L'année 2025 a confronté La Réunion à une succession de défis démographiques, climatiques, sanitaires et sociaux. Retour sur les événements qui ont marqué cette période difficile.
Janvier : Baisse de la natalité
2025 débute avec une chute brutale de la natalité. En 2024, l'île a enregistré 11 820 naissances, soit 1 050 de moins qu'en 2023, un niveau jamais atteint depuis les années 1980. Dans le même temps, les décès augmentent et atteignent 5 820, en hausse de 5,7 % par rapport à l'année précédente. Ce déséquilibre démographique se traduit par un vieillissement accéléré de la population, avec 56 personnes de plus de 65 ans pour 100 jeunes de moins de 20 ans.
Février : Le cyclone Garance
Le 28 février, le cyclone Garance frappe La Réunion avec des rafales dépassant 200 km/h. L'île subit des dégâts considérables : 170 000 foyers sont privés d'électricité et de nombreux territoires, comme Cilaos, sont isolés. Le cyclone fait cinq morts et provoque des pertes économiques importantes dans l'agriculture et le tourisme.
Mars : Épidémie de chikungunya
Après le cyclone, l'épidémie de chikungunya explose. L'année 2025 compte plus de 54 500 cas confirmés, avec un pic en mars. Les hôpitaux sont débordés, et 45 décès sont liés à cette maladie, qui frappe surtout les personnes vulnérables.
Avril : Controverse autour du vaccin Ixchiq
Le vaccin contre le chikungunya, déployé en avril, provoque des inquiétudes après des effets indésirables graves chez des seniors. La polémique pousse les autorités à exclure les plus de 65 ans de la campagne vaccinale, ce qui nourrit les tensions dans la population.
Mai : Rapport sur l'alcoolisme
Un rapport alarmant sur l'alcoolisme révèle que 400 à 450 décès par an sont liés à la consommation d'alcool. Ce fléau, moins visible que d'autres, provoque des dégâts sanitaires considérables et relance le débat public sur la fiscalité et le lobbying dans le secteur.
Juin : Violence intrafamiliale reconnue
Les Assises départementales des violences intrafamiliales révèlent l'ampleur du phénomène, avec plus de 11 000 victimes recensées en 2022. Les enfants exposés à ces violences sont désormais considérés comme co-victimes, et un plan d'action est lancé pour mieux traiter cette problématique.
Juillet : Crise du logement
La multiplication des locations meublées aggrave la crise du logement à La Réunion et réduit l'offre pour les ménages modestes.
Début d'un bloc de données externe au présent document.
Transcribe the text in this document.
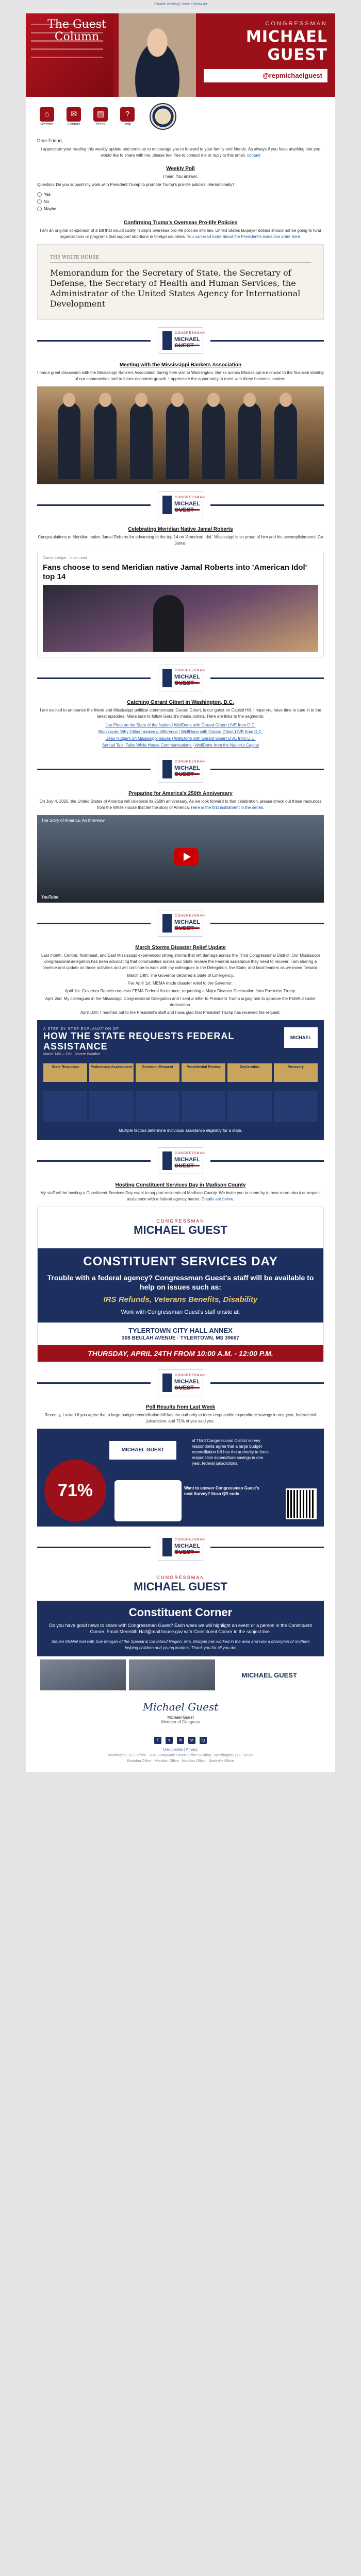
Trouble viewing? View in browser
The Guest
Column
CONGRESSMAN
MICHAEL GUEST
★ @repmichaelguest
⌂
Website
✉
Contact
▤
Press
?
Help

Dear Friend,

I appreciate your reading this weekly update and continue to encourage you to forward to your family and friends. As always if you have anything that you would like to share with me, please feel free to contact me or reply to this email. contact

Weekly Poll
I hear. You answer.
Question: Do you support my work with President Trump to promote Trump's pro-life policies internationally?
Yes
No
Maybe
Confirming Trump's Overseas Pro-life Policies

I am an original co-sponsor of a bill that would codify Trump's overseas pro-life policies into law. United States taxpayer dollars should not be going to fund organizations or programs that support abortions in foreign countries. You can read more about the President's executive order here.

THE WHITE HOUSE
Memorandum for the Secretary of State, the Secretary of Defense, the Secretary of Health and Human Services, the Administrator of the United States Agency for International Development
CONGRESSMAN
MICHAEL
Meeting with the Mississippi Bankers Association

I had a great discussion with the Mississippi Bankers Association during their visit to Washington. Banks across Mississippi are crucial to the financial stability of our communities and to future economic growth. I appreciate the opportunity to meet with these business leaders.

CONGRESSMAN
MICHAEL
Celebrating Meridian Native Jamal Roberts

Congratulations to Meridian native Jamal Roberts for advancing to the top 14 on 'American Idol.' Mississippi is so proud of him and his accomplishments! Go Jamal!

Clarion Ledger · 4 min read
Fans choose to send Meridian native Jamal Roberts into 'American Idol' top 14
CONGRESSMAN
MICHAEL
Catching Gerard Gibert in Washington, D.C.

I am excited to announce the friend and Mississippi political commentator, Gerard Gibert, is our guest on Capitol Hill. I hope you have time to tune in to the latest episodes. Make sure to follow Gerard's media outlets. Here are links to the segments:

Joe Pinto on the State of the Nation | WellDone with Gerard Gibert LIVE from D.C.

Blog Louie: Why Gilbert makes a difference | WellDone with Gerard Gibert LIVE from D.C.

Dean Nutgam on Mississippi Issues | WellDone with Gerard Gibert LIVE from D.C.

Annual Talk: Talks While House Communications | WellDone from the Nation's Capital

CONGRESSMAN
MICHAEL
Preparing for America's 250th Anniversary

On July 4, 2026, the United States of America will celebrate its 250th anniversary. As we look forward to that celebration, please check out these resources from the White House that tell the story of America. Here is the first installment in the series.

The Story of America: An Interview
YouTube
CONGRESSMAN
MICHAEL
March Storms Disaster Relief Update

Last month, Central, Northeast, and East Mississippi experienced strong storms that left damage across the Third Congressional District. Our Mississippi congressional delegation has been advocating that communities across our State receive the Federal assistance they need to recover. I am sharing a timeline and update on those activities and will continue to work with my colleagues in the Delegation, the State, and local leaders as we move forward.

March 14th: The Governor declared a State of Emergency.

Far April 1st: MEMA made disaster relief to the Governor.

April 1st: Governor Reeves requests FEMA Federal Assistance, requesting a Major Disaster Declaration from President Trump.

April 2nd: My colleagues in the Mississippi Congressional Delegation and I sent a letter to President Trump urging him to approve the FEMA disaster declaration.

April 10th: I reached out to the President's staff and I was glad that President Trump has received the request.

A STEP BY STEP EXPLANATION OF
HOW THE STATE REQUESTS FEDERAL ASSISTANCE
March 14th – 15th, Severe Weather
MICHAEL GUEST
State Response	Preliminary Assessment	Governor Request	Presidential Review	Declaration	Recovery
Multiple factors determine individual assistance eligibility for a state.
CONGRESSMAN
MICHAEL
Hosting Constituent Services Day in Madison County

My staff will be hosting a Constituent Services Day event to support residents of Madison County. We invite you to come by to hear more about or request assistance with a federal agency matter. Details are below.

CONGRESSMAN
MICHAEL GUEST
CONSTITUENT SERVICES DAY
Trouble with a federal agency? Congressman Guest's staff will be available to help on issues such as:
IRS Refunds, Veterans Benefits, Disability
Work with Congressman Guest's staff onsite at:
TYLERTOWN CITY HALL ANNEX
308 BEULAH AVENUE · TYLERTOWN, MS 39667
THURSDAY, APRIL 24TH FROM 10:00 A.M. - 12:00 P.M.
CONGRESSMAN
MICHAEL
Poll Results from Last Week

Recently, I asked if you agree that a large budget reconciliation bill has the authority to force responsible expenditure savings in one year, federal civil jurisdiction, and 71% of you said yes.

71%
MICHAEL GUEST
of Third Congressional District survey respondents agree that a large budget reconciliation bill has the authority to force responsible expenditure savings in one year, federal jurisdictions.
Want to answer Congressman Guest's next Survey? Scan QR code
CONGRESSMAN
MICHAEL
CONGRESSMAN
MICHAEL GUEST
Constituent Corner
Do you have good news to share with Congressman Guest? Each week we will highlight an event or a person in the Constituent Corner. Email Meredith.Hall@mail.house.gov with Constituent Corner in the subject line.
Steven McNeil met with Sue Morgan of the Special & Cleveland Region. Mrs. Morgan has worked in the area and was a champion of mothers helping children and young leaders. Thank you for all you do!
MICHAEL GUEST
Michael Guest
Michael Guest
Member of Congress
f	x	in	yt	ig
Unsubscribe | Privacy
Washington, D.C. Office · 1843 Longworth House Office Building · Washington, D.C. 20515
Brandon Office · Meridian Office · Natchez Office · Starkville Office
Le gouvernement envisage de limiter les avantages fiscaux liés à ces locations, ce qui suscite des débats sur l'impact sur l'économie locale.
Août : Crise éducative
La rentrée scolaire révèle une crise de l'inclusion scolaire, qui prive de nombreux enfants handicapés d'un accès normal à l'éducation. Cette situation s'accompagne d'une pénurie d'enseignants et d'une baisse des résultats scolaires.
Septembre : Mobilisation contre l'austérité
Le mouvement « Bloquons tout » du 10 septembre appelle à s'opposer aux mesures d'austérité du gouvernement. Malgré une mobilisation symbolique, l'impact reste limité sur le terrain, avec des blocages qui n'ont finalement pas eu lieu.
Octobre : Grève des taxis
Une grève des taxis éclate en réaction à une baisse drastique des tarifs imposée par une nouvelle convention de transport sanitaire. Les professionnels manifestent leur colère face à cette décision qui menace leur activité.
Novembre : Début de la sécheresse
Des coupures d'eau nocturnes apparaissent à Saint-André et marquent le début d'une crise hydrique à La Réunion. Les restrictions s'étendent rapidement et révèlent la gravité de la situation.
Décembre : Activité volcanique au Piton de la Fournaise
Le Piton de la Fournaise montre des signes d'activité avec une forte crise sismique, qui déclenche des alertes mais sans éruption. Une avancée scientifique, la méthode "Jerk", offre de nouvelles perspectives pour surveiller les volcans.